Idi Amin was born in Buganda to parents who came from northwestern Uganda. He received little formal education and pursued a career in the army from a young age. Amin gained the attention and admiration of his superiors by becoming the heavyweight boxing champion of Uganda, a title he held from 1951 to 1960. Idi Amin was a sergeant in the British colonial army. After Uganda’s independence, Amin rose in the Ugandan armed forces to the position of Commander-in-Chief. In 1971, Amin seized control of the government and ruled Uganda for 8 years till 1979 when he was ousted by a combined force of Uganda exiles and Tanzania forces.
Amin will be remembered for reigning over a brutal regime undr which many Ugandans lost their lives in cold blood.
Idi Amin is also remembered for his outbursts and dimplomatic antics. In 1976, Amin offered safe haven to Palestinian hijackers, who had hijjacked a French Airliner enroute to Isreal.

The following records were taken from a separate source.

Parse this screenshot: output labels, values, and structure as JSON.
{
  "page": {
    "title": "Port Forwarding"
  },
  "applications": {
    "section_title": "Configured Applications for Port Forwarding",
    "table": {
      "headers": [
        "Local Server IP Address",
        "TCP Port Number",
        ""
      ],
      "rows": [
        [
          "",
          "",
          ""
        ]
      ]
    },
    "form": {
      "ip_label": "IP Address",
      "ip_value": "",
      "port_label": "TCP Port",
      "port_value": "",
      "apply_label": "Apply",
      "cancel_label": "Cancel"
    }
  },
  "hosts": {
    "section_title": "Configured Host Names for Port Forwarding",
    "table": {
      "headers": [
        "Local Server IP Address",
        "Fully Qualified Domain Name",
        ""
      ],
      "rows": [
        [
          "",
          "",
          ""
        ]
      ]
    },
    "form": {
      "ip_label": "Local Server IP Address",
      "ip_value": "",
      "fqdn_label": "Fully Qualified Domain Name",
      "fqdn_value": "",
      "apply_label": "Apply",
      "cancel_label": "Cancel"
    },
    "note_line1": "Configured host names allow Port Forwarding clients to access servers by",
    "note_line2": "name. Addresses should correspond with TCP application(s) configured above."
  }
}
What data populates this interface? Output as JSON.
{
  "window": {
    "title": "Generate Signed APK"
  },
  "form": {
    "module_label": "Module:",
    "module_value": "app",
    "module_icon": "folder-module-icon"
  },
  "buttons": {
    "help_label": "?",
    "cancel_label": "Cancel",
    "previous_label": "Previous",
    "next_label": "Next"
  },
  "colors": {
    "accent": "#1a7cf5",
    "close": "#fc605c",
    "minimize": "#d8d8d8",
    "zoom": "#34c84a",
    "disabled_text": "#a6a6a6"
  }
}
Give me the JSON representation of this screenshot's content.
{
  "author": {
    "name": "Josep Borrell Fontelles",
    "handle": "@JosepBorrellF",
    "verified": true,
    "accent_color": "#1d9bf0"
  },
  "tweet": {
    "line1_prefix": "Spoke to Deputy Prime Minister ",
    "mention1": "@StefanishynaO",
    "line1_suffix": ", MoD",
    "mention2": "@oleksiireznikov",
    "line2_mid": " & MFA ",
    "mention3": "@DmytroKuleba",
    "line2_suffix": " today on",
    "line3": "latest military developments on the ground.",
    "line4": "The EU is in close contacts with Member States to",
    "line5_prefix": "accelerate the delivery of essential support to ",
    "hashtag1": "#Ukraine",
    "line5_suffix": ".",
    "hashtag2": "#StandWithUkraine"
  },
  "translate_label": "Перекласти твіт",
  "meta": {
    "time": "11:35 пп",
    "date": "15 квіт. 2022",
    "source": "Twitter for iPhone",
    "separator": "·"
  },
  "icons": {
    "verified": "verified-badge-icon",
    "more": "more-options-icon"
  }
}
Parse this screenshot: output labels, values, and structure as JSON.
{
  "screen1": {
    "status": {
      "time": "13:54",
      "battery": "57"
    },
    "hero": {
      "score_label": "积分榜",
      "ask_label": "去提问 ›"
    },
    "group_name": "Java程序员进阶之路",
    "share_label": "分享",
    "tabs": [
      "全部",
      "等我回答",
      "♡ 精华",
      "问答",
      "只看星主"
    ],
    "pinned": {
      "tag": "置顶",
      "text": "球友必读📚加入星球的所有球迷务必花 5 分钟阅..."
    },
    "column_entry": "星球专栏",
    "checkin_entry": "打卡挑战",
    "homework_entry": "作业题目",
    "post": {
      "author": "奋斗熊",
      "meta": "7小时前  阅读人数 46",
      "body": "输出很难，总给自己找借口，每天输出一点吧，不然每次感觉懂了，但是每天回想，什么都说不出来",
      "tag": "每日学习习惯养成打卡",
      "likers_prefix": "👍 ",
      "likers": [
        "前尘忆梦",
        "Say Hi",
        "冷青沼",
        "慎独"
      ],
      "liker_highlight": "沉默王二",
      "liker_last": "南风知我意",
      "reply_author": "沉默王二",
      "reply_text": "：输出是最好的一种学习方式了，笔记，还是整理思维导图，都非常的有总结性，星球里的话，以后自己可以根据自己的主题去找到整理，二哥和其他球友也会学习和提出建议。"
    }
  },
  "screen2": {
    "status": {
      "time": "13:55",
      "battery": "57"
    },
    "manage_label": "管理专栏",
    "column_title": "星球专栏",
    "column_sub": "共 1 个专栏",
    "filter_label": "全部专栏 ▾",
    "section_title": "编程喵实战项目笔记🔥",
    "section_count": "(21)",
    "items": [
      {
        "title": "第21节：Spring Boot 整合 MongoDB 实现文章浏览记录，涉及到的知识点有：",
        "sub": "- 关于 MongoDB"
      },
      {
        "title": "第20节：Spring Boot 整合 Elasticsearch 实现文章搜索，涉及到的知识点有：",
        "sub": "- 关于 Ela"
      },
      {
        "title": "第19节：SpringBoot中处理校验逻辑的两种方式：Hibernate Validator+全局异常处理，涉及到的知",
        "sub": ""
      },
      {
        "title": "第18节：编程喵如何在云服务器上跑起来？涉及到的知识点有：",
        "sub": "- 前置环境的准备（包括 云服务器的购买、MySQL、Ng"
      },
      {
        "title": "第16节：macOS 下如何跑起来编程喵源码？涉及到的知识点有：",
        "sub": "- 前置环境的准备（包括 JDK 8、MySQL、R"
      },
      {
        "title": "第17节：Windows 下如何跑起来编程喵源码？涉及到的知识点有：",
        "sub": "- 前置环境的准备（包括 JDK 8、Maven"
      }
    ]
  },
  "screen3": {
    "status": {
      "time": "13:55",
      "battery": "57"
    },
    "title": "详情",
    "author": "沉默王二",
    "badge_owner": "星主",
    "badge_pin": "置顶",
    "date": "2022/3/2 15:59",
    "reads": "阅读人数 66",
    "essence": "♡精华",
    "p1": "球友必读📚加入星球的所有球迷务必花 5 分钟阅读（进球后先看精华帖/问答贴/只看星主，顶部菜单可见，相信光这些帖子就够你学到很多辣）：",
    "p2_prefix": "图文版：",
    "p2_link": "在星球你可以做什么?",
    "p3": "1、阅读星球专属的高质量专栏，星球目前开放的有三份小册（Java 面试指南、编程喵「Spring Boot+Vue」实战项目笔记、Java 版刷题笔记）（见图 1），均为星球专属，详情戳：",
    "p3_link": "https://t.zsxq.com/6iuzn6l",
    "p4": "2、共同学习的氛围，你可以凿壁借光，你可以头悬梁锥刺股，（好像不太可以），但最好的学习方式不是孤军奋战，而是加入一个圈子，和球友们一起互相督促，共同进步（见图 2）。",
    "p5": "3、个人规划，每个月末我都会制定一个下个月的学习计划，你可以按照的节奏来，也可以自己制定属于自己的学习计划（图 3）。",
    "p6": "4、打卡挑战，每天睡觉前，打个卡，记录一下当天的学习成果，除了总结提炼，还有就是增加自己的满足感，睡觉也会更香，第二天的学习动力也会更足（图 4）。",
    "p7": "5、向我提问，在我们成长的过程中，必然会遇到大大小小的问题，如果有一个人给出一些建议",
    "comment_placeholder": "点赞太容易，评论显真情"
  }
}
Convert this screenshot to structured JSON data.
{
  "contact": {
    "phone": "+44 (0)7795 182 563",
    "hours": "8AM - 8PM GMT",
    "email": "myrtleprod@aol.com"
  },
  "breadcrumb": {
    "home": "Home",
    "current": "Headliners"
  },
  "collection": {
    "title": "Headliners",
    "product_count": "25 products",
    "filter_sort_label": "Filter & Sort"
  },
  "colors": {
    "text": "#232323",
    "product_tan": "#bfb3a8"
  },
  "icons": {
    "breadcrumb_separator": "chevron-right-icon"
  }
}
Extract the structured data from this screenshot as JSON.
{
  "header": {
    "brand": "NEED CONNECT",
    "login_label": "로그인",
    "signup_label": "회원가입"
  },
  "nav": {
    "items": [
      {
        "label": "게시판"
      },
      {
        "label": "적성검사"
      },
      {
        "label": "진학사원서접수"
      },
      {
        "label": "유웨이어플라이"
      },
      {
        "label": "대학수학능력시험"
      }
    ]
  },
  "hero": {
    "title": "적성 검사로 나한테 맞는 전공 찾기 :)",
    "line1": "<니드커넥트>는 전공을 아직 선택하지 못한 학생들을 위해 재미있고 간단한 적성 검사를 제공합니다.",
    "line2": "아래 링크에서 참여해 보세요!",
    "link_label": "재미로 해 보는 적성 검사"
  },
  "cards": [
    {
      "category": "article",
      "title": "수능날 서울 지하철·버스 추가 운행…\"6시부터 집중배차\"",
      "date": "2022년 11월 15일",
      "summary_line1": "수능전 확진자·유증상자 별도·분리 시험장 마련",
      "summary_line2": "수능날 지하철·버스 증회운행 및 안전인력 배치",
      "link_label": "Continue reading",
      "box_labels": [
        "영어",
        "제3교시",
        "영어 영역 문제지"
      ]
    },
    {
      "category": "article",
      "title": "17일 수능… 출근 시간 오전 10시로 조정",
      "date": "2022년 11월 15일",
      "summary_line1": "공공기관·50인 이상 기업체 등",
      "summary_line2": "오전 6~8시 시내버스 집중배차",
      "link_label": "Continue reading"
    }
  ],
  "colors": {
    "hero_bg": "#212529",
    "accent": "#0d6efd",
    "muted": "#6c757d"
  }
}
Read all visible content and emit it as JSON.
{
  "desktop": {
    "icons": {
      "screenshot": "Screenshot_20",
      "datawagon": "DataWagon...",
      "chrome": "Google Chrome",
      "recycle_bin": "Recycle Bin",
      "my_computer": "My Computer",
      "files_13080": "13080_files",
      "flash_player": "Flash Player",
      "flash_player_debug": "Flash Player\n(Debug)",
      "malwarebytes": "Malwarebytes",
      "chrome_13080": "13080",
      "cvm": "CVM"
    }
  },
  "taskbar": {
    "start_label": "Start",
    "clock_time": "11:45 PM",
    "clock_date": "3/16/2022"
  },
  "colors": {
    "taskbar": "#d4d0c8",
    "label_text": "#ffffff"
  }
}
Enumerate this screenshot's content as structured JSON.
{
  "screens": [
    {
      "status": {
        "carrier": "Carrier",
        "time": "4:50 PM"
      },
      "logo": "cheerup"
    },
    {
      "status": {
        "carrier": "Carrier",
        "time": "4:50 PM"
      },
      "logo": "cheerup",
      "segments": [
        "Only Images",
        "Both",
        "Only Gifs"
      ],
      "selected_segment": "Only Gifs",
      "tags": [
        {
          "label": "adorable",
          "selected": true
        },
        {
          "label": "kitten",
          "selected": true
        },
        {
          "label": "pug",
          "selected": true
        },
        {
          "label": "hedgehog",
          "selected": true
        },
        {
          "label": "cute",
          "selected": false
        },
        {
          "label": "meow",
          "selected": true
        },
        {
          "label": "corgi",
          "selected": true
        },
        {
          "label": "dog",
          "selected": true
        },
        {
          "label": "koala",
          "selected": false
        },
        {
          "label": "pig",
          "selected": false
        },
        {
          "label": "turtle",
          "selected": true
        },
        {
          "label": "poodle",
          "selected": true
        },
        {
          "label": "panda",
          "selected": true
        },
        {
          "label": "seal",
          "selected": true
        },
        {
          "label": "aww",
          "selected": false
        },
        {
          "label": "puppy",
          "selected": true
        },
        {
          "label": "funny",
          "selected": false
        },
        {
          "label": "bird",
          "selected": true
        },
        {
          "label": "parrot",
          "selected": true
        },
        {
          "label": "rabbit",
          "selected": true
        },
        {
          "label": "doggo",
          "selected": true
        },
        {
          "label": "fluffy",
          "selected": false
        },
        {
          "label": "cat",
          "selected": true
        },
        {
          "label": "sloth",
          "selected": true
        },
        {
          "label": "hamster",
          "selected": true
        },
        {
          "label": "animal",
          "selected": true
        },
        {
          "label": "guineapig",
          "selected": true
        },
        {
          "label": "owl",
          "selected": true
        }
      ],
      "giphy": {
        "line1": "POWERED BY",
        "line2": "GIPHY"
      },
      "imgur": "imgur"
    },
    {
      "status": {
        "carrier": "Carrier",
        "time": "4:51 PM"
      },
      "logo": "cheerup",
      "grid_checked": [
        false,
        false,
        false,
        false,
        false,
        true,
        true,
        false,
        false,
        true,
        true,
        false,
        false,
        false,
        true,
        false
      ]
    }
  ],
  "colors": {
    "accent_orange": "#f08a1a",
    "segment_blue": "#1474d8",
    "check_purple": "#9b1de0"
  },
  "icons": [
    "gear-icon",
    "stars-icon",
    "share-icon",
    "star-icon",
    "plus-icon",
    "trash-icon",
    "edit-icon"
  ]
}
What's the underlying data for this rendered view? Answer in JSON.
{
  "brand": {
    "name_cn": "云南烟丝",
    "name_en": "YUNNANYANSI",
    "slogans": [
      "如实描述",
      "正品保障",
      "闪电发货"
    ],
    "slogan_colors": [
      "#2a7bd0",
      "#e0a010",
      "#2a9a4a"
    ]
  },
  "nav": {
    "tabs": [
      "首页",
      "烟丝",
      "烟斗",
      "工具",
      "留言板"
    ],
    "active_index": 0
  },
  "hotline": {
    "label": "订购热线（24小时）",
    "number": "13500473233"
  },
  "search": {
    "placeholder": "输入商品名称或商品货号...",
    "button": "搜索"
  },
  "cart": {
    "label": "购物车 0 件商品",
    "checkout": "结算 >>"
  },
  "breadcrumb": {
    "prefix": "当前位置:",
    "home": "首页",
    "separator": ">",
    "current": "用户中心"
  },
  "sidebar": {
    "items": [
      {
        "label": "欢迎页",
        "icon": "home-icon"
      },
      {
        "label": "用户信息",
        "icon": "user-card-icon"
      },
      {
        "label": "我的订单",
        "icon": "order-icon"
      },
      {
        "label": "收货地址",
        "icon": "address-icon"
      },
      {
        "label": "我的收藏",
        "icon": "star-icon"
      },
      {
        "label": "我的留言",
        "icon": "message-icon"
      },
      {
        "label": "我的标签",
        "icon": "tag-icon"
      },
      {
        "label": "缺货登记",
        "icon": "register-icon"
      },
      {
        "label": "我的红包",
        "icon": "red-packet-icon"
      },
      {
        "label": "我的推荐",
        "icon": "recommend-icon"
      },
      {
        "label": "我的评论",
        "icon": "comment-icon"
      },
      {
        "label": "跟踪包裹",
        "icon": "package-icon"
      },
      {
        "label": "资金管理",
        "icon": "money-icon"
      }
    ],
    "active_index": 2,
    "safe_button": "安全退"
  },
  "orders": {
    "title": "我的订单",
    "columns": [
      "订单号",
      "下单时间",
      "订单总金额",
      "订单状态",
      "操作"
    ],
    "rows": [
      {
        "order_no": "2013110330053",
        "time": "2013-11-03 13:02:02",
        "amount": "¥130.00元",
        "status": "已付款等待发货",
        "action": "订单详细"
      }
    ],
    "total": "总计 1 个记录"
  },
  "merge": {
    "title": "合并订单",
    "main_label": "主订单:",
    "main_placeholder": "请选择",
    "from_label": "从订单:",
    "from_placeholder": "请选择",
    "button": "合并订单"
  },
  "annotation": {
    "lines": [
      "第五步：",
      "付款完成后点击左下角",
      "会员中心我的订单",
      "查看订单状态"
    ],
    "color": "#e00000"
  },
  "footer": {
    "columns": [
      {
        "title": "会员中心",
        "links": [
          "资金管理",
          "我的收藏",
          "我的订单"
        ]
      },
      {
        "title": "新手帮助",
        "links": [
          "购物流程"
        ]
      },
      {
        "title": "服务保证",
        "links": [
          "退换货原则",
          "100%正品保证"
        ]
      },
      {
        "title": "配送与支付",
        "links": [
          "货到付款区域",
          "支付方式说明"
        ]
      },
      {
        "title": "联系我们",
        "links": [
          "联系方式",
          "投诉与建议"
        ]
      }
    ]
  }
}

Amin fled to Libya where he was offered asylum, but after an altercation between his security guards and the Libyan police, he was forced to leave at the end of 1979. He then accepted asylum in Saudi Arabia, settling in Jiddah. He made one known attempt to return to Uganda, in early 1989, getting as far as Kinshasa, Zaire (now the Democratic Republic of the Congo), where he was identified and forced to return to Saudi Arabia.